Come learn about project-based and organizational fellowship opportunities on Monday, March 24th at 12:30 in D’Agostino Hall, Lipton Hall. Fellowships are a primary route to careers in impact litigation, legal services, and other public interest work. This information session will offer important insights into fellowship opportunities, what graduates gain from fellowships, and the application processes – as well as free pizza! We encourage 1Ls, 2Ls, and 3Ls to attend. In particular, 2Ls and 3Ls who are clerking should be planning for fellowship applications now and are strongly encouraged to attend.
The panel on March 24th will include the following speakers:
Andrew Beck is a staff attorney with the American Civil Liberty Union’s Reproductive Freedom Project. He joined the project as a fellow in 2010 and became a staff attorney in 2011. His practice focuses on protecting reproductive rights through impact litigation in federal and state courts. Prior to his work at the ACLU, Andrew served as a law clerk to Judge Julio Fuentes, U.S. Court of Appeals for the Third Circuit, and to Judge Jerome B. Simandle, U.S. District Court for the District of New Jersey. Andrew received a J.D., Order of the Coif, from New York University School of Law and a B.A. from Haverford College.
Ashley Grant is an Equal Justice Works fellow at Advocates for Children of New York advocating for the education rights of overage, under-credited students. Through the project, she represents individual clients, trains parents and professionals, and works on policy related to diploma options and programming for overage middle school students. Ashley earned a B.A. in Sociology from UCLA and a M.A. in Special Education from California State University Dominguez Hills. Before law school, she taught a special education program for elementary students with intellectual disabilities in East Los Angeles for two years before moving to a charter high school for at-risk and court-involved youth where she provided special education services to students in Compton, Long Beach and south Los Angeles. While at NYU Law, Ashley participated in the Racial Justice Clinic and the Juvenile Defender clinic and interned at AFC, the Door, and the San Francisco Public Defender’s office.

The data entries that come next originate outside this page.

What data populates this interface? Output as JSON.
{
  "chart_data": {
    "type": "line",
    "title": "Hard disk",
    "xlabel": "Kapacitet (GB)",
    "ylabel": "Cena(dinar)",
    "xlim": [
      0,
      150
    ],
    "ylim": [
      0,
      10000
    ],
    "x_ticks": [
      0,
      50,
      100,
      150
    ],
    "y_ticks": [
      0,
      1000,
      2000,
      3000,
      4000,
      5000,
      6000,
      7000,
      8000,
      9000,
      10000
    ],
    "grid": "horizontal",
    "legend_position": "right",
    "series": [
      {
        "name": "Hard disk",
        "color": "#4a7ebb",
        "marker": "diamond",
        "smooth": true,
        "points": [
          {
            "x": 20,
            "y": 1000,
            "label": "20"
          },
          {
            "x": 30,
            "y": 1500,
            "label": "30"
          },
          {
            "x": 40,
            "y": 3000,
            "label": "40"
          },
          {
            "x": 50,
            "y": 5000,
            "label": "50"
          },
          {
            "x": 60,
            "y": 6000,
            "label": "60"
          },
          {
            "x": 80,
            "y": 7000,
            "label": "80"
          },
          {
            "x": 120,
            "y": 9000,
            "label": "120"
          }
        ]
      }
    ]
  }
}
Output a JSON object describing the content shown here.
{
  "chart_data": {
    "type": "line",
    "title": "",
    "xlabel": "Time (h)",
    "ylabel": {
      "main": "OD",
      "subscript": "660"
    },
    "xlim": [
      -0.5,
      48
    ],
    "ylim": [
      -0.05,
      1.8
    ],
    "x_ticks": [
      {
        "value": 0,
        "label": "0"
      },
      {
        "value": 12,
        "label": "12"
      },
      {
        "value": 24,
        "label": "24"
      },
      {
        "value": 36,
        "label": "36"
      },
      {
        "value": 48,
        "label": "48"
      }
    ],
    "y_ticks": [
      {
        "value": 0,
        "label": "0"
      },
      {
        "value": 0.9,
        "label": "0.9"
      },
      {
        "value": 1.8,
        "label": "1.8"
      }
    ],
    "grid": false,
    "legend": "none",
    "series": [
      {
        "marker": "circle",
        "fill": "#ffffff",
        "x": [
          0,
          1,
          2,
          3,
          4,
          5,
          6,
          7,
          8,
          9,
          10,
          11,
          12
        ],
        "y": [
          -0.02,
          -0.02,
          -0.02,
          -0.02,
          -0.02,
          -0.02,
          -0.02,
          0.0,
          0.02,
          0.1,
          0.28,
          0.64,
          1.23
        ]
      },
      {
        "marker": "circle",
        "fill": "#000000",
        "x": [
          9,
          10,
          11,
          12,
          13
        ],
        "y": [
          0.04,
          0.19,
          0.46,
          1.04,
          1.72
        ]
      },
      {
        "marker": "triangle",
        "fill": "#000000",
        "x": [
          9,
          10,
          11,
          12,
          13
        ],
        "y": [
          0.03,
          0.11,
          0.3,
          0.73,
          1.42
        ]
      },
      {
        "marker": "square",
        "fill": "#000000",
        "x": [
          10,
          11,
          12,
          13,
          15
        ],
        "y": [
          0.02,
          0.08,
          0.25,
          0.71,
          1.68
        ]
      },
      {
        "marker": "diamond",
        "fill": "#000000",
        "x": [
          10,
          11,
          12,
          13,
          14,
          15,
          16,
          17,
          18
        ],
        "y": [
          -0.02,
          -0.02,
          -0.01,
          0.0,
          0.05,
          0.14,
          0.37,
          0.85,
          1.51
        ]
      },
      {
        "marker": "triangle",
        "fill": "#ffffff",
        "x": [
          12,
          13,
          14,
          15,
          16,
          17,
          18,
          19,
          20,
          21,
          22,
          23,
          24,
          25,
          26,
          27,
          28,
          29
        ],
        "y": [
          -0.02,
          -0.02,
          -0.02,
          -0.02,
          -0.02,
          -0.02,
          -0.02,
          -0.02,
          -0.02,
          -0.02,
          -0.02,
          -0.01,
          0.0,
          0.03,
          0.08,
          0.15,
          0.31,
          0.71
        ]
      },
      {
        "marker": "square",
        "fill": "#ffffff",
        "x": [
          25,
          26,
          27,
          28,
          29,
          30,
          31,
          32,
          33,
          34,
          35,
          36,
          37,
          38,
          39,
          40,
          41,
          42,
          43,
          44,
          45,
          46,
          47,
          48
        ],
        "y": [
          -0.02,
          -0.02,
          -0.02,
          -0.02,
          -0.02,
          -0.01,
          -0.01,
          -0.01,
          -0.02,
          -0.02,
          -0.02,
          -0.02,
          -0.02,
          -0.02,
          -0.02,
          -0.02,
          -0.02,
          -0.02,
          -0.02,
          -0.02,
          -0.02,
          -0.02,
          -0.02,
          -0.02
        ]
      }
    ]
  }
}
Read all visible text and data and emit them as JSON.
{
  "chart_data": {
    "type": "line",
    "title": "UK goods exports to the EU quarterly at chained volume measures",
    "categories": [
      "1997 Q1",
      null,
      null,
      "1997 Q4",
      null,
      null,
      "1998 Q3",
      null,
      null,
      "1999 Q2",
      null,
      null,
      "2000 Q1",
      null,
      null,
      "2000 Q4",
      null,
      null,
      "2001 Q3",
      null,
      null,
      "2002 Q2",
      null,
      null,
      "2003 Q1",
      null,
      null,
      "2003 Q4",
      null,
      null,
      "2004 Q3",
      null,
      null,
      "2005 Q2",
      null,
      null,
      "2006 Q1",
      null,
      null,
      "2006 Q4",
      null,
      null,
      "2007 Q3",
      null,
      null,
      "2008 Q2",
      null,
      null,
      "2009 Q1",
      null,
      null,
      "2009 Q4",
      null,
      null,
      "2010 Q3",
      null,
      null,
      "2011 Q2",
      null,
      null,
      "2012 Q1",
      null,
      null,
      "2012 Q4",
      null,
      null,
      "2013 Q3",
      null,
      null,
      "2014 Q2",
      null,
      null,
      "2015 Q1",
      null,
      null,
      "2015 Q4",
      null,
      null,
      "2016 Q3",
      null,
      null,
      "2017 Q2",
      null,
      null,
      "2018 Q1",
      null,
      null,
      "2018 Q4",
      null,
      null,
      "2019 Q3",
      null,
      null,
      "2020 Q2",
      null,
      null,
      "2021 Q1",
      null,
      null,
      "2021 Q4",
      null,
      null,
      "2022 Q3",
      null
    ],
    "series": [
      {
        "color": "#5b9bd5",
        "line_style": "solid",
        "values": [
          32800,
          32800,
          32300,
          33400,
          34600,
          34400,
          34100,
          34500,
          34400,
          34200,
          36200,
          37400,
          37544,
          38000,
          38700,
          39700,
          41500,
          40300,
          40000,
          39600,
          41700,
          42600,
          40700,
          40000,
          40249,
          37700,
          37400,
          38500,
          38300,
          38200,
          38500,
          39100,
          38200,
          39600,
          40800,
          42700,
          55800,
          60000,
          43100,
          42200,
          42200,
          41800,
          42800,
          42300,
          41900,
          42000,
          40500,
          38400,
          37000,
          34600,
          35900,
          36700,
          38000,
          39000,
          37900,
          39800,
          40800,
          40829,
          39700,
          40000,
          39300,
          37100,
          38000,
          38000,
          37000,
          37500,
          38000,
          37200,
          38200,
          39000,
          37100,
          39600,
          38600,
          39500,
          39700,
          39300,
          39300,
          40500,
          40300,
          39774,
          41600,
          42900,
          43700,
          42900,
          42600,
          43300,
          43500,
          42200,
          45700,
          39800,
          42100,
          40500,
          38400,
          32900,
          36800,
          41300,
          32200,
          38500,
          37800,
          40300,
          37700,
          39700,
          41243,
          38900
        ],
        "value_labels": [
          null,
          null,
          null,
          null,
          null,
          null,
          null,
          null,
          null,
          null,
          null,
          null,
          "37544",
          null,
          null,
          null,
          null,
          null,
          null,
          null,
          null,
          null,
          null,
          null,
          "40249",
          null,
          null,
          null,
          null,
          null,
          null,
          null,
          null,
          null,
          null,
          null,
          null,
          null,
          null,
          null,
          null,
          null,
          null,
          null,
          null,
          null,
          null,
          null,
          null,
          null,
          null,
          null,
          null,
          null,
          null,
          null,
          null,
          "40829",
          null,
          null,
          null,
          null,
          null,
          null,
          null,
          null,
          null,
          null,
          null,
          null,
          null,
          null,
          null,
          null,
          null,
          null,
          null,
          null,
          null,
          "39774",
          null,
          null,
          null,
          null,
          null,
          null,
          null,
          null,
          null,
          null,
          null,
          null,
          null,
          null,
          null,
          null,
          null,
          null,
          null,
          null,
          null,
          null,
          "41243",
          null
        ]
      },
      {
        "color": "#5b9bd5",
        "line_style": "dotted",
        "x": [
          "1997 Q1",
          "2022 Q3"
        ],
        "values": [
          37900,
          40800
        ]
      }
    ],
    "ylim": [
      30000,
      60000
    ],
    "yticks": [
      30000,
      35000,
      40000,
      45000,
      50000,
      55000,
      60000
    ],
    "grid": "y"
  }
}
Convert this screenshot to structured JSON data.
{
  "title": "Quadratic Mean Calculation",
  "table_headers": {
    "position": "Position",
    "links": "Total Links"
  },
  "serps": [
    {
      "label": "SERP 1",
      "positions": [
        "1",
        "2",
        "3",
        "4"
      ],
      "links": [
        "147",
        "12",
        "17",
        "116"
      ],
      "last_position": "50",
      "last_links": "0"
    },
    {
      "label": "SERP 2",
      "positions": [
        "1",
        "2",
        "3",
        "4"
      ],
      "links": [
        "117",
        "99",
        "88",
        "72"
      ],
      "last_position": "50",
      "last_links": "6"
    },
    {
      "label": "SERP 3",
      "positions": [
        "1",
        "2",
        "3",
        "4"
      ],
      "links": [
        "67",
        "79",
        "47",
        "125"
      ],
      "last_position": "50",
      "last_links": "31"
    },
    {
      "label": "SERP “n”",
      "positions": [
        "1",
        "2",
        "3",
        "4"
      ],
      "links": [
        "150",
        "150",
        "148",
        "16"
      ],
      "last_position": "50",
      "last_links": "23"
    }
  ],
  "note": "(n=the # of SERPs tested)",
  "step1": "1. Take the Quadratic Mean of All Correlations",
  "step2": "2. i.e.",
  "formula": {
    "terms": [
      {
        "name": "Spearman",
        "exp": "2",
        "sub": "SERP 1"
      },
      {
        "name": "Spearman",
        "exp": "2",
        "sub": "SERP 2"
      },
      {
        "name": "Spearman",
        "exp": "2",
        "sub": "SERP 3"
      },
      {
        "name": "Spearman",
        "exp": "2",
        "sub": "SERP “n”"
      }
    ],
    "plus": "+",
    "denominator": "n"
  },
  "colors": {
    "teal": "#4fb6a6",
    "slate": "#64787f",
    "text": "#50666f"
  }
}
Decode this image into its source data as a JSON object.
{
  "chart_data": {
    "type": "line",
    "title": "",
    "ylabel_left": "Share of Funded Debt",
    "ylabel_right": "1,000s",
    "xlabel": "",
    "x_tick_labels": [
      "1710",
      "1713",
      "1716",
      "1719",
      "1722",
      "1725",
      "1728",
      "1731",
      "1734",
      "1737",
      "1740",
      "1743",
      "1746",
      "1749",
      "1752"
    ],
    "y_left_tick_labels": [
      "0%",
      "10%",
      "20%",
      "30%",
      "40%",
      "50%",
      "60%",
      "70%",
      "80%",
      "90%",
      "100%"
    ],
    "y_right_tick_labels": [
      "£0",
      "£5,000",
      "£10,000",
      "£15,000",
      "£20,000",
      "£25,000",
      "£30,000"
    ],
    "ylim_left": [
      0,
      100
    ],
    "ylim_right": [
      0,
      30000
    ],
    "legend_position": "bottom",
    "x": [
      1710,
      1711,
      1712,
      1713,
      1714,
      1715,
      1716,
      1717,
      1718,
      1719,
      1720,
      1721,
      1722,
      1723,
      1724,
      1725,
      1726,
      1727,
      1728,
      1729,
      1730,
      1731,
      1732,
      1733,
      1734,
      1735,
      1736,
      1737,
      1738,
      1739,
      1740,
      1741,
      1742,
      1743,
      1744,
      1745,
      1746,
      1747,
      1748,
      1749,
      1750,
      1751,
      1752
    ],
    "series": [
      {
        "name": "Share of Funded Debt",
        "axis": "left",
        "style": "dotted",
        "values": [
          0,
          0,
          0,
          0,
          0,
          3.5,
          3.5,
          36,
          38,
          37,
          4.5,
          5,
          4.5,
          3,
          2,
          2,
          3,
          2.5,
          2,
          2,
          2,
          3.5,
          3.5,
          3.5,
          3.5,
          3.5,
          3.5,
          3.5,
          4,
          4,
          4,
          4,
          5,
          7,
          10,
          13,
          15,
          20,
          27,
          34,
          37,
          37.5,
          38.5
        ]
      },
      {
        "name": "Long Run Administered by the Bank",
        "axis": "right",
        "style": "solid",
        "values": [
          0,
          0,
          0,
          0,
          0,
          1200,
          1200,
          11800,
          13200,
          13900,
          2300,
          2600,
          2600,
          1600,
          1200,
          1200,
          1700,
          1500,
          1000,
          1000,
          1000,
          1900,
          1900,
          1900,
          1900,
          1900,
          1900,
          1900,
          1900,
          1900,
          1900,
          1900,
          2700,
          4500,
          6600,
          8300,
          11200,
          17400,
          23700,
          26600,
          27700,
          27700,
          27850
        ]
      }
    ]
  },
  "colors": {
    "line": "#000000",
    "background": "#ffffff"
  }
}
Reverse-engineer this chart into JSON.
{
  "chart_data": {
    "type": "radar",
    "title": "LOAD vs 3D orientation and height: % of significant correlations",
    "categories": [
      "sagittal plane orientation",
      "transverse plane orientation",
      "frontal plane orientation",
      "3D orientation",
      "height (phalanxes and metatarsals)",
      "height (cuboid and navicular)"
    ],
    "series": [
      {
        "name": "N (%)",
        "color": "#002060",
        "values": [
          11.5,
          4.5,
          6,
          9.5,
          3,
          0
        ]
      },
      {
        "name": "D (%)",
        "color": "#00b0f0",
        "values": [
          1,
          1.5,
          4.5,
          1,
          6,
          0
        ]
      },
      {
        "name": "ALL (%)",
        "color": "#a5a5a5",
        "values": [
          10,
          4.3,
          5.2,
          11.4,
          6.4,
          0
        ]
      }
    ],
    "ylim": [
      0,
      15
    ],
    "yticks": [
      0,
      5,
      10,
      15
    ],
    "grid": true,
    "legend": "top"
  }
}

Amanda Jaret is the 2013-14 AFL-CIO Law Fellow. Amanda graduated from Binghamton University with high honors in Philosophy in 2010. She attended St. John’s University School of Law and graduated magna cum laude in 2013. While at St. John’s, Amanda served as the Symposium Editor for the St. John’s Law Review, received the Samuel M. Kaynard Memorial Service Award from the Labor and Employment Law Section of the New York State Bar Association, and co-authored several published articles as a Junior Fellow of the Center for Labor and Employment Law at St. John’s. She received the Cesar Chavez Memorial Scholarship for earning the highest grades in the labor and employment law curriculum and the ABA-Bloomberg BNA Award for Excellence in Labor and Employment Law at graduation. During law school, Amanda worked as a law clerk for the United Auto Workers in Detroit, Michigan and at Cohen, Weiss and Simon LLP, a union-side labor law firm in Manhattan. Next year, Amanda will be joining Chairman Pearce’s staff as a staff attorney at the National Labor Relations Board in Washington, D.C.
Nancy S. Marks is a senior attorney at the Natural Resources Defense Council, Inc., a public-interest environmental advocacy organization, in its New York City office. Working as a member of NRDC’s litigation team, she specializes in citizen enforcement litigation under federal environmental statutes. Ms. Marks has brought dozens of cases against major industrial polluters throughout the country, as well as against federal and state agencies that violate environmental laws. She is also co-director of NRDC’s environmental law clinic with the New York University School of Law. Before coming to NRDC in 1986, Ms. Marks spent two years as an Assistant Attorney General in the Environmental Protection Division of the Massachusetts Office of the Attorney General. Prior to that, she was a legal fellow in NRDC’s San Francisco office. Ms. Marks earned her J.D. in 1983 from Harvard Law School. Ms. Marks also holds an M.S. in geology from Stanford University (1979), where she specialized in marine geology, and a B.A. in geology from Williams College (1976).